# T4 Slips



## I'm Howard (Oct 13, 2010)

A Relative works for a small company, and as such, to date, rather than an official T4 Slip He just got an email detailing Income earned etc.

I thought, by law, T4 slips should have been out by February?


----------



## OhGreatGuru (May 24, 2009)

The deadline for issuing T4s was February 28.

CRA's site says somewhere that if you have not received T4s, you should file estimating your income and deductions with whatever information you have on hand. You can copy your pay stubs (if you have any), or if the employer's e-mail contains all the necesary information (income, CPP, EI, Taxes withheld, etc.) use that. File copies with your tax return and tell them that's all you have received. Let them go after the employer for not doing their accounting on time. If you receive corrected information or a T4 later you can submit an amendment to CRA.

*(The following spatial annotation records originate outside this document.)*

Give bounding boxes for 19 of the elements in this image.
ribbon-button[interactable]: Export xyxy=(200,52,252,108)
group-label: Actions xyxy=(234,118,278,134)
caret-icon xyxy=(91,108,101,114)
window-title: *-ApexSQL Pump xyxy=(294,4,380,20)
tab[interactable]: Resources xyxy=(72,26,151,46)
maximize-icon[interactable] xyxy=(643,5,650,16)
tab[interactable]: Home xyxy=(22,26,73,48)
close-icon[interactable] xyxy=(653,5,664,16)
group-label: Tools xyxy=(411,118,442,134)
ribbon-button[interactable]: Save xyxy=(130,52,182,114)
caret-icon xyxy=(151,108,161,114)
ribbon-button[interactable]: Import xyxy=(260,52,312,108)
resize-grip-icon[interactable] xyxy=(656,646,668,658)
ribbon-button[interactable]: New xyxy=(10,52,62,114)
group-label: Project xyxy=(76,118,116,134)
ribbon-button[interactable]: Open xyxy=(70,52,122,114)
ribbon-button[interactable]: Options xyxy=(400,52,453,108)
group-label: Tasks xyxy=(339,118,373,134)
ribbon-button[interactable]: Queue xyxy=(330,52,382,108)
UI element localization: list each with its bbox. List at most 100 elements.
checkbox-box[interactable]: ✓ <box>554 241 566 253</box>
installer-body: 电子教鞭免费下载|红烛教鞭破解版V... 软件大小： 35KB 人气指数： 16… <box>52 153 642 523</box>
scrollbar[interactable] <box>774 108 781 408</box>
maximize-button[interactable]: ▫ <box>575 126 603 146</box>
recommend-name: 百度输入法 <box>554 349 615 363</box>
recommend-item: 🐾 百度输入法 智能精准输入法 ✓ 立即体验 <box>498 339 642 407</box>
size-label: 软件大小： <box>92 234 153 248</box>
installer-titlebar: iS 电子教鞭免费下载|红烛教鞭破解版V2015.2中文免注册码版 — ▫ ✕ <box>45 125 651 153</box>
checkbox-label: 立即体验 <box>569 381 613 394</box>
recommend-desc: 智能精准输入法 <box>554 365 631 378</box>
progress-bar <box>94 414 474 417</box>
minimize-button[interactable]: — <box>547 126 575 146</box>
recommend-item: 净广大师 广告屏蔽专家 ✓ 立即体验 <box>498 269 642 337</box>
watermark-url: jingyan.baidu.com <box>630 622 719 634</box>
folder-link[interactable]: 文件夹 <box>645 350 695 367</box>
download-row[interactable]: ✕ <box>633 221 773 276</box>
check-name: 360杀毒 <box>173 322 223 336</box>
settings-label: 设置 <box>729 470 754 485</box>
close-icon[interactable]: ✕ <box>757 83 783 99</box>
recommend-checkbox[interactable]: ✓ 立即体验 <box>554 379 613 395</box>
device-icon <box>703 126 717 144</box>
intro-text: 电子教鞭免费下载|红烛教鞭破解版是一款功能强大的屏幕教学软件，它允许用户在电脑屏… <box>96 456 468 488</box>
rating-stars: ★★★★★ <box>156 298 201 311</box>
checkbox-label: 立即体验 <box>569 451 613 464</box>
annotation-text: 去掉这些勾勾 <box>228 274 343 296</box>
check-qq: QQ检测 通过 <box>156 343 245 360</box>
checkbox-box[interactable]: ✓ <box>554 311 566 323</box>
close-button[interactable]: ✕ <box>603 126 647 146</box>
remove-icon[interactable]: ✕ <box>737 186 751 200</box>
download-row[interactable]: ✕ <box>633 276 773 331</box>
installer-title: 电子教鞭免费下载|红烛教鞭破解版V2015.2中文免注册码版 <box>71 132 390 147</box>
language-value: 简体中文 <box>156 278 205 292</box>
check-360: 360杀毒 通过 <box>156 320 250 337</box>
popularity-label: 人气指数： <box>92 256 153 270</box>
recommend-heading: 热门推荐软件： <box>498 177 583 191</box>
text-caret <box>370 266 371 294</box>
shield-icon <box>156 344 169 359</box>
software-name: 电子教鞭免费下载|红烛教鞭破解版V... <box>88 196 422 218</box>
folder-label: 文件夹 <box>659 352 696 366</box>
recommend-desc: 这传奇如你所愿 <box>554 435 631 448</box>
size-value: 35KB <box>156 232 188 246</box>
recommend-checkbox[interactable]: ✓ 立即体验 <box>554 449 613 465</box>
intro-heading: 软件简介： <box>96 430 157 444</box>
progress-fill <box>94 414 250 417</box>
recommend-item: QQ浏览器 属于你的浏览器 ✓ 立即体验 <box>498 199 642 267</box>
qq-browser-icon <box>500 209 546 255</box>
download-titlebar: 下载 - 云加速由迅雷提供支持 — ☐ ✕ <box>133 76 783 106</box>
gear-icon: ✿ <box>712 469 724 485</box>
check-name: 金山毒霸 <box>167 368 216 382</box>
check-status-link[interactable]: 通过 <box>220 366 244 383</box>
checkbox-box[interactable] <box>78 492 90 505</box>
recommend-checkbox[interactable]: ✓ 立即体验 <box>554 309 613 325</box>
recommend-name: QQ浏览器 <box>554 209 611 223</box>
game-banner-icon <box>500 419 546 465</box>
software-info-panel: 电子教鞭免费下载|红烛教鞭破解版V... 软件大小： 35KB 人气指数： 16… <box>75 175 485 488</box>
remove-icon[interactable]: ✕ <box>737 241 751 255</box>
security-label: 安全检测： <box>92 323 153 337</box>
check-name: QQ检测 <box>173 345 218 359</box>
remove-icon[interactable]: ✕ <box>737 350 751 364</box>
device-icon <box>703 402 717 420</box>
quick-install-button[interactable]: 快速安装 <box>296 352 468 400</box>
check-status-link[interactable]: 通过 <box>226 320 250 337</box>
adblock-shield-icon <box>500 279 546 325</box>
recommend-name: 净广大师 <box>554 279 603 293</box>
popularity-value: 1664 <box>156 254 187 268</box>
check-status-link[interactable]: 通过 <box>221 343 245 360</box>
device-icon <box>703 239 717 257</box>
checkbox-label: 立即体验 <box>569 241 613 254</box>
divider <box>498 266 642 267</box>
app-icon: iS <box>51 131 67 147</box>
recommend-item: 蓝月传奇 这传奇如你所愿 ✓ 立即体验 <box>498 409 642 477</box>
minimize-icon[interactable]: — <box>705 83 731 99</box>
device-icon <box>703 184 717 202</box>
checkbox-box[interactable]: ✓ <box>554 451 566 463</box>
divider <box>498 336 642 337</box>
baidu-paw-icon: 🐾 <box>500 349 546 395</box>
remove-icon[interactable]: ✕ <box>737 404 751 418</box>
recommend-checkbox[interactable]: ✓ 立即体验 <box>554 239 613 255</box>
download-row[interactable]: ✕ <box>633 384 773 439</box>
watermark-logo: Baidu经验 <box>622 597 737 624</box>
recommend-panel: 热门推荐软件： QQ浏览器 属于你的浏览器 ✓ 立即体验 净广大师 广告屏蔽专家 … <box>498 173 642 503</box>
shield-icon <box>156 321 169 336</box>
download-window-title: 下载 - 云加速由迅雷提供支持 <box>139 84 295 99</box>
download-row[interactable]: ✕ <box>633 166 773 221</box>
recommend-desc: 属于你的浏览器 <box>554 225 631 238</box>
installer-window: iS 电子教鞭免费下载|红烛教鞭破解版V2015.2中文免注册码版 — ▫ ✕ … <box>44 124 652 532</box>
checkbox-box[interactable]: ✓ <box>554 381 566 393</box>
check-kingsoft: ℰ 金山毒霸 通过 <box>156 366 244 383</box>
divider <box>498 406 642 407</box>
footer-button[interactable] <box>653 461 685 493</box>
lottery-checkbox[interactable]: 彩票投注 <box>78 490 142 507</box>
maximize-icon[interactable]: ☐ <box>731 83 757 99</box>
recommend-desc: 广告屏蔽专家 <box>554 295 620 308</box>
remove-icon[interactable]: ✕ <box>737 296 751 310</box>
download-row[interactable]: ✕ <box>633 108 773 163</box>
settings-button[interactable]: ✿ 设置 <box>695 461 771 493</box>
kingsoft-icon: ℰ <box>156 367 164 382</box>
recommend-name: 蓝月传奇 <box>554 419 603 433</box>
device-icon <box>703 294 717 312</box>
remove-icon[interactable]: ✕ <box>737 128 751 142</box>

To be charitable, if it's a small company it's possible this is just an accounting delay and they will issue a T4 eventually. But they have sent the information by email so your relative can file her return on time.


----------



## Eclectic12 (Oct 20, 2010)

OhGreatGuru said:


> The deadline for issuing T4s was February 28.
> 
> CRA's site says somewhere that if you have not received T4s, you should file estimating your income and deductions with whatever information you have on hand. You can copy your pay stubs (if you have any), or if the employer's e-mail contains all the necesary information (income, CPP, EI, Taxes withheld, etc.) use that. File copies with your tax return and tell them that's all you have received. Let them go after the employer for not doing their accounting on time. If you receive corrected information or a T4 later you can submit an amendment to CRA.
> 
> To be charitable, if it's a small company it's possible this is just an accounting delay and they will issue a T4 eventually. But they have sent the information by email so your relative can file her return on time.


This is good information. I also commend you for being charitable.

However, I'm not sure size of company has anything to do with it. Some of my previous employers have had 300+ or one case, thousands of Canadian employees and they never did met the Feb deadline for T4s.

It was a shock when my current employer met the deadline for eight years running. 


I think part the issue is that most companies know that CRA is ignoring this and so when push comes to shove, it is not a priority. 



The same thing happens with the investment tax forms, I think the one I received on April 8th is the last one ( ... finally!). Some are on the ball and had them out in Feb but a lot of mine are late.


Cheers


----------